What are the advantages and disadvantages of debt financing.?

The primary advantage of debt financing is that it allows the founders to retain ownership and control of the company. In contrast to equity financing, the entrepreneurs are able to make key strategic decisions and also to keep and reinvest more company profits. Another advantage of debt financing is that it provides small business owners with a greater degree of financial freedom than equity financing. Debt obligations are limited to the loan repayment period, after which the lender has no further claim on the business, whereas equity investors' claim does not end until their stock is sold. Furthermore, a debt that is paid on time can enhance a small business's credit rating and make it easier to obtain various types of financing in the future. Debt financing is also easy to administer, as it generally lacks the complex reporting requirements that accompany some forms of equity financing. Finally, debt financing tends to be less expensive for small businesses over the long term, though more expensive over the short term, than equity financing.

The main disadvantage of debt financing is that it requires a small business to make regular monthly payments of principal and interest.
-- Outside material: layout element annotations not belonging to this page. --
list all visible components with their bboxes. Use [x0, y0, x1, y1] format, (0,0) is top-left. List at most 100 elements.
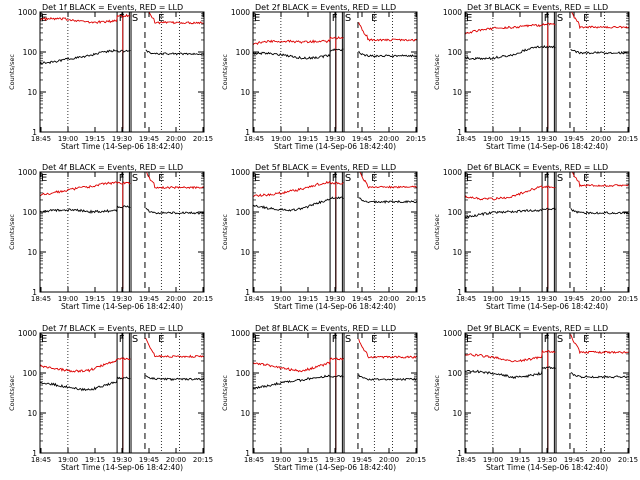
- x-tick-label: 19:45: [352, 135, 372, 143]
- y-tick-label: 1: [457, 288, 462, 297]
- x-axis-label: Start Time (14-Sep-06 18:42:40): [61, 142, 183, 151]
- x-tick-label: 19:30: [112, 135, 132, 143]
- x-tick-label: 18:45: [31, 135, 51, 143]
- events-series-line: [464, 45, 630, 129]
- x-axis-label: Start Time (14-Sep-06 18:42:40): [61, 463, 183, 472]
- region-letter-f: F: [332, 13, 338, 24]
- x-tick-label: 19:45: [139, 456, 159, 464]
- y-tick-label: 100: [448, 369, 463, 378]
- events-series-line: [252, 48, 418, 129]
- y-tick-label: 10: [452, 248, 462, 257]
- x-tick-label: 19:30: [112, 456, 132, 464]
- x-axis-label: Start Time (14-Sep-06 18:42:40): [274, 142, 396, 151]
- region-letter-s: S: [345, 334, 351, 345]
- region-letter-e-left: E: [41, 173, 47, 184]
- panel-det-5: Det 5f BLACK = Events, RED = LLD Counts/s…: [221, 163, 426, 311]
- panel-det-9: Det 9f BLACK = Events, RED = LLD Counts/s…: [433, 324, 638, 472]
- x-tick-label: 19:15: [510, 135, 530, 143]
- x-tick-label: 19:30: [537, 135, 557, 143]
- region-letter-s: S: [557, 13, 563, 24]
- plot-frame: [39, 171, 205, 293]
- region-letter-e: E: [371, 334, 377, 345]
- y-tick-label: 100: [23, 48, 38, 57]
- x-axis-label: Start Time (14-Sep-06 18:42:40): [274, 463, 396, 472]
- plot-frame: [252, 171, 418, 293]
- x-tick-label: 20:15: [406, 135, 426, 143]
- region-letter-e: E: [371, 13, 377, 24]
- region-letter-s: S: [132, 13, 138, 24]
- region-letter-f: F: [544, 13, 550, 24]
- x-tick-label: 19:15: [85, 456, 105, 464]
- x-tick-label: 20:15: [406, 295, 426, 303]
- x-tick-label: 18:45: [244, 456, 264, 464]
- events-series-line: [39, 375, 204, 450]
- panel-det-1: Det 1f BLACK = Events, RED = LLD Counts/s…: [8, 3, 213, 151]
- lld-series-line: [252, 338, 418, 450]
- y-tick-label: 10: [452, 88, 462, 97]
- x-tick-label: 19:30: [325, 135, 345, 143]
- region-letter-e-left: E: [466, 173, 472, 184]
- y-tick-label: 1: [245, 128, 250, 137]
- x-tick-label: 19:30: [537, 456, 557, 464]
- y-tick-label: 10: [240, 88, 250, 97]
- x-tick-label: 18:45: [244, 295, 264, 303]
- y-tick-label: 100: [236, 208, 251, 217]
- x-tick-label: 20:00: [591, 456, 611, 464]
- events-series-line: [252, 374, 418, 450]
- x-axis-label: Start Time (14-Sep-06 18:42:40): [61, 302, 183, 311]
- x-tick-label: 19:15: [85, 135, 105, 143]
- y-axis-label: Counts/sec: [8, 214, 16, 250]
- y-tick-label: 100: [23, 369, 38, 378]
- x-tick-label: 20:00: [166, 135, 186, 143]
- region-letter-e: E: [371, 173, 377, 184]
- y-tick-label: 100: [236, 369, 251, 378]
- region-letter-f: F: [332, 173, 338, 184]
- y-tick-label: 1000: [231, 8, 250, 17]
- panel-det-3: Det 3f BLACK = Events, RED = LLD Counts/s…: [433, 3, 638, 151]
- panel-det-6: Det 6f BLACK = Events, RED = LLD Counts/s…: [433, 163, 638, 311]
- y-axis-label: Counts/sec: [8, 54, 16, 90]
- region-letter-e: E: [158, 13, 164, 24]
- x-tick-label: 18:45: [456, 135, 476, 143]
- x-tick-label: 19:15: [510, 456, 530, 464]
- panel-det-7: Det 7f BLACK = Events, RED = LLD Counts/s…: [8, 324, 213, 472]
- x-tick-label: 19:15: [298, 456, 318, 464]
- y-tick-label: 1: [457, 128, 462, 137]
- x-tick-label: 19:00: [483, 135, 503, 143]
- y-tick-label: 100: [23, 208, 38, 217]
- y-axis-label: Counts/sec: [8, 375, 16, 411]
- x-tick-label: 19:45: [564, 456, 584, 464]
- plot-frame: [252, 11, 418, 133]
- region-letter-e-left: E: [254, 173, 260, 184]
- x-tick-label: 19:00: [271, 295, 291, 303]
- x-tick-label: 20:00: [379, 295, 399, 303]
- x-tick-label: 19:00: [483, 456, 503, 464]
- y-tick-label: 10: [27, 88, 37, 97]
- y-axis-label: Counts/sec: [433, 375, 441, 411]
- y-tick-label: 1: [32, 128, 37, 137]
- region-letter-f: F: [332, 334, 338, 345]
- x-tick-label: 19:45: [139, 295, 159, 303]
- panel-det-2: Det 2f BLACK = Events, RED = LLD Counts/s…: [221, 3, 426, 151]
- x-axis-label: Start Time (14-Sep-06 18:42:40): [486, 463, 608, 472]
- x-tick-label: 19:30: [325, 295, 345, 303]
- y-tick-label: 10: [452, 409, 462, 418]
- region-letter-f: F: [119, 334, 125, 345]
- x-tick-label: 19:00: [58, 456, 78, 464]
- panel-title: Det 1f BLACK = Events, RED = LLD: [42, 3, 183, 12]
- y-axis-label: Counts/sec: [433, 54, 441, 90]
- x-tick-label: 19:00: [58, 135, 78, 143]
- region-letter-e: E: [583, 334, 589, 345]
- region-letter-e-left: E: [254, 334, 260, 345]
- x-axis-label: Start Time (14-Sep-06 18:42:40): [486, 302, 608, 311]
- region-letter-f: F: [119, 13, 125, 24]
- region-letter-s: S: [132, 173, 138, 184]
- x-tick-label: 20:15: [193, 135, 213, 143]
- region-letter-s: S: [345, 173, 351, 184]
- y-axis-label: Counts/sec: [221, 54, 229, 90]
- region-letter-e: E: [583, 173, 589, 184]
- x-tick-label: 20:00: [591, 135, 611, 143]
- y-tick-label: 1000: [443, 8, 462, 17]
- region-letter-s: S: [557, 173, 563, 184]
- x-tick-label: 19:15: [298, 295, 318, 303]
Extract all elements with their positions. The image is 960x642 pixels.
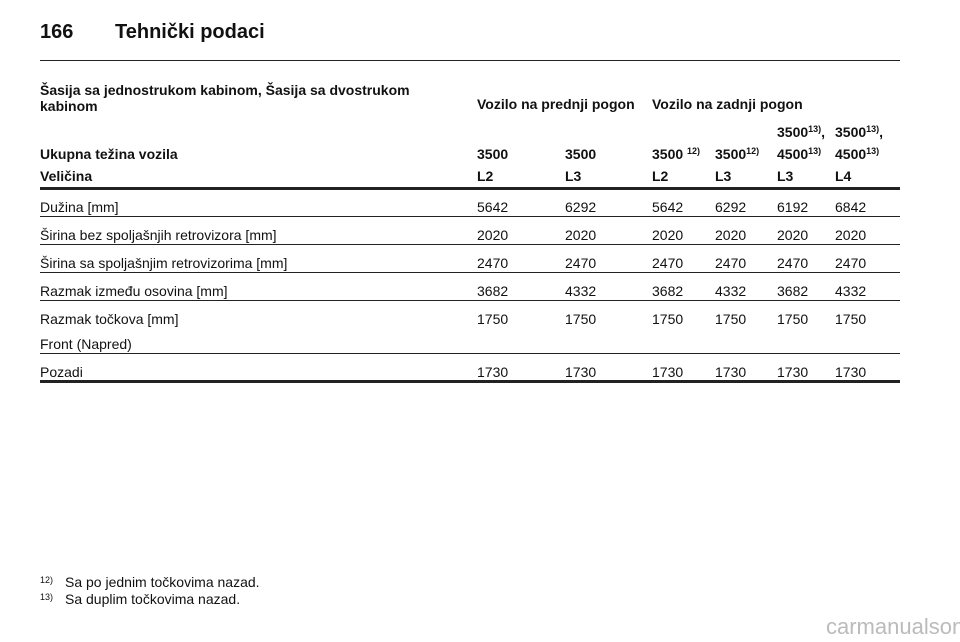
size-cell: L4 bbox=[835, 168, 852, 184]
footnote-text: Sa duplim točkovima nazad. bbox=[65, 591, 241, 607]
footnote-text: Sa po jednim točkovima nazad. bbox=[65, 574, 260, 590]
cell-value: 1730 bbox=[777, 364, 809, 380]
cell-value: 6292 bbox=[565, 199, 597, 215]
size-cell: L3 bbox=[715, 168, 732, 184]
weight-value: 3500 bbox=[715, 146, 747, 162]
row-label: Širina sa spoljašnjim retrovizorima [mm] bbox=[40, 255, 288, 271]
weight-value: 3500 bbox=[477, 146, 509, 162]
cell-value: 3682 bbox=[777, 283, 809, 299]
cell-value: 5642 bbox=[652, 199, 684, 215]
row-rule bbox=[40, 244, 900, 245]
cell-value: 1750 bbox=[565, 311, 597, 327]
footnote-ref: 13) bbox=[866, 146, 880, 156]
cell-value: 2470 bbox=[477, 255, 509, 271]
cell-value: 4332 bbox=[565, 283, 597, 299]
footnote-ref: 12) bbox=[687, 146, 701, 156]
cell-value: 6292 bbox=[715, 199, 747, 215]
weight-value: 4500 bbox=[835, 146, 867, 162]
weight-cell: 350013), bbox=[835, 124, 883, 140]
cell-value: 2020 bbox=[835, 227, 867, 243]
page-number: 166 bbox=[40, 21, 74, 43]
cell-value: 1750 bbox=[835, 311, 867, 327]
page-title: Tehnički podaci bbox=[115, 21, 265, 43]
weight-value: 4500 bbox=[777, 146, 809, 162]
cell-value: 2020 bbox=[477, 227, 509, 243]
row-rule bbox=[40, 272, 900, 273]
cell-value: 1750 bbox=[652, 311, 684, 327]
cell-value: 1750 bbox=[777, 311, 809, 327]
row-rule bbox=[40, 300, 900, 301]
cell-value: 2020 bbox=[777, 227, 809, 243]
cell-value: 4332 bbox=[715, 283, 747, 299]
group-heading: Vozilo na prednji pogon bbox=[477, 96, 635, 112]
weight-cell: 350012) bbox=[715, 146, 759, 162]
size-cell: L3 bbox=[565, 168, 582, 184]
footnote-mark: 13) bbox=[40, 592, 54, 602]
cell-value: 5642 bbox=[477, 199, 509, 215]
row-label: Razmak točkova [mm] bbox=[40, 311, 179, 327]
footnote-ref: 12) bbox=[746, 146, 760, 156]
row-label: Front (Napred) bbox=[40, 336, 132, 352]
table-rule bbox=[40, 187, 900, 190]
weight-label: Ukupna težina vozila bbox=[40, 146, 178, 162]
row-label: Dužina [mm] bbox=[40, 199, 119, 215]
size-cell: L2 bbox=[477, 168, 494, 184]
cell-value: 2470 bbox=[777, 255, 809, 271]
row-label: Širina bez spoljašnjih retrovizora [mm] bbox=[40, 227, 277, 243]
row-rule bbox=[40, 216, 900, 217]
row-label: Pozadi bbox=[40, 364, 83, 380]
cell-value: 1730 bbox=[565, 364, 597, 380]
cell-value: 1750 bbox=[477, 311, 509, 327]
cell-value: 6192 bbox=[777, 199, 809, 215]
weight-value: 3500 bbox=[835, 124, 867, 140]
cell-value: 1750 bbox=[715, 311, 747, 327]
weight-cell: 450013) bbox=[835, 146, 879, 162]
cell-value: 2020 bbox=[565, 227, 597, 243]
group-label: Šasija sa jednostrukom kabinom, Šasija s… bbox=[40, 82, 410, 114]
cell-value: 2470 bbox=[565, 255, 597, 271]
weight-cell: 3500 bbox=[565, 146, 596, 162]
cell-value: 1730 bbox=[477, 364, 509, 380]
row-rule bbox=[40, 353, 900, 354]
footnote-ref: 13) bbox=[808, 146, 822, 156]
cell-value: 2470 bbox=[652, 255, 684, 271]
weight-value: 3500 bbox=[565, 146, 597, 162]
cell-value: 1730 bbox=[715, 364, 747, 380]
cell-value: 2470 bbox=[835, 255, 867, 271]
size-cell: L2 bbox=[652, 168, 669, 184]
cell-value: 2020 bbox=[715, 227, 747, 243]
group-heading: Vozilo na zadnji pogon bbox=[652, 96, 803, 112]
cell-value: 2020 bbox=[652, 227, 684, 243]
cell-value: 6842 bbox=[835, 199, 867, 215]
cell-value: 1730 bbox=[652, 364, 684, 380]
cell-value: 3682 bbox=[477, 283, 509, 299]
weight-cell: 450013) bbox=[777, 146, 821, 162]
footnote-ref: 13) bbox=[866, 124, 880, 134]
size-label: Veličina bbox=[40, 168, 93, 184]
size-cell: L3 bbox=[777, 168, 794, 184]
cell-value: 1730 bbox=[835, 364, 867, 380]
weight-cell: 350013), bbox=[777, 124, 825, 140]
footnote-ref: 13) bbox=[808, 124, 822, 134]
watermark: carmanualsonline.info bbox=[826, 614, 960, 639]
header-rule bbox=[40, 60, 900, 61]
weight-cell: 3500 12) bbox=[652, 146, 700, 162]
cell-value: 4332 bbox=[835, 283, 867, 299]
weight-cell: 3500 bbox=[477, 146, 508, 162]
cell-value: 3682 bbox=[652, 283, 684, 299]
weight-value: 3500 bbox=[652, 146, 688, 162]
weight-separator: , bbox=[879, 124, 884, 140]
row-label: Razmak između osovina [mm] bbox=[40, 283, 228, 299]
cell-value: 2470 bbox=[715, 255, 747, 271]
footnote-mark: 12) bbox=[40, 575, 54, 585]
weight-separator: , bbox=[821, 124, 826, 140]
weight-value: 3500 bbox=[777, 124, 809, 140]
row-rule bbox=[40, 380, 900, 383]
Very young companies often experience shortages in cash flow that may make such regular payments difficult. Most lenders provide severe penalties for late or missed payments, which may include charging late fees, taking possession of collateral, or calling the loan due early. Failure to make payments on a loan, even temporarily, can adversely affect a small business's credit rating and its ability to obtain future financing. Another disadvantage associated with debt financing is that its availability is often limited to established businesses. Since lenders primarily seek security for their funds, it can be difficult for unproven businesses to obtain loans. Finally, the amount of money small businesses may be able to obtain via debt financing is likely to be limited, so they may need to use other sources of financing as well.